There’s an interesting fact about staking that most outsiders don’t realize: 99% of PoS networks are dominated by foundation controlled staking, making them effectively centralized.
The only real exceptions are Cardano and Ethereum.
People usually think validators run nodes with delegations directly from regular holders, but that’s not how it really works. In most cases, the foundation handpicks which validators get the delegation.
That’s why across most chains, you keep seeing the same set of companies acting as validators. These professional outfits know how to maintain good relationships with the foundation, lobby when needed, and present themselves as “trusted” operators and that’s how they secure their spots.
That means the foundation and validators have a boss–subordinate relationship. Validators are basically running nodes with delegation given by the foundation.
Naturally, that puts validators in a position where they can’t go against the foundation. If the foundation pulls their stake, they’re done.
So the stake from everyday holders doesn’t really matter much to their business.

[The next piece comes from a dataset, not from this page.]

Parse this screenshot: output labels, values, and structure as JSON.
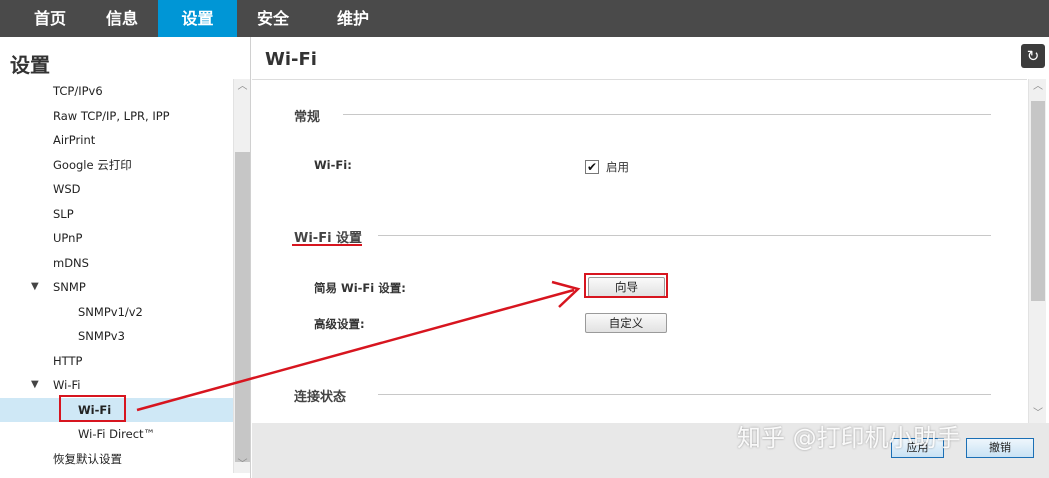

Why? Because most chains only allow around a hundred validators to actually produce blocks. Big names like Sui, Aptos, Hyperliquid fall into this category too.
That means if you don’t get foundation delegation early on, it’s nearly impossible to break into the top 100. The only other option is to buy up a ton of tokens yourself, which costs a fortune. Basically, the foundation that issued the token is the real power holder controlling protocol development, operations, and validator delegation.
The only networks that don’t follow this structure are Cardano and Ethereum.
But even between those two, there’s a difference. Cardano’s staking setup is simpler, safer, and has no slashing, so participation is way more active.
Even Vitalik has admitted he doesn’t stake all of his ETH. The reason? To stake on Ethereum you have to either run your own validator node which locks up your funds and requires technical know-how or use a liquid staking service like Lido, which exposes you to slashing risk depending on the operator.
Charles, on the other hand, stakes all of his ADA. And anyone involved in the Cardano ecosystem knows exactly why.
Some might argue that having no lock-up makes staking too flexible and could cause issues. But in reality, this structure actually strengthens the protocol.
Stake Pool Operators have to actively earn delegations by sharing ecosystem updates, contributing to the protocol, or hosting community events to build trust.
In Cardano, you don’t need the foundation’s blessing. All you need is the community’s support, and you can run a node and build a business around it.
That’s why I believe this is what a genuinely decentralized network looks like. Anyone can run a staking pool, community involvement is the key, and the community has real power.
That’s why Cardano’s community is so vibrant, and participation is far higher compared to other chains.
I think this is the ultimate form of a blockchain network.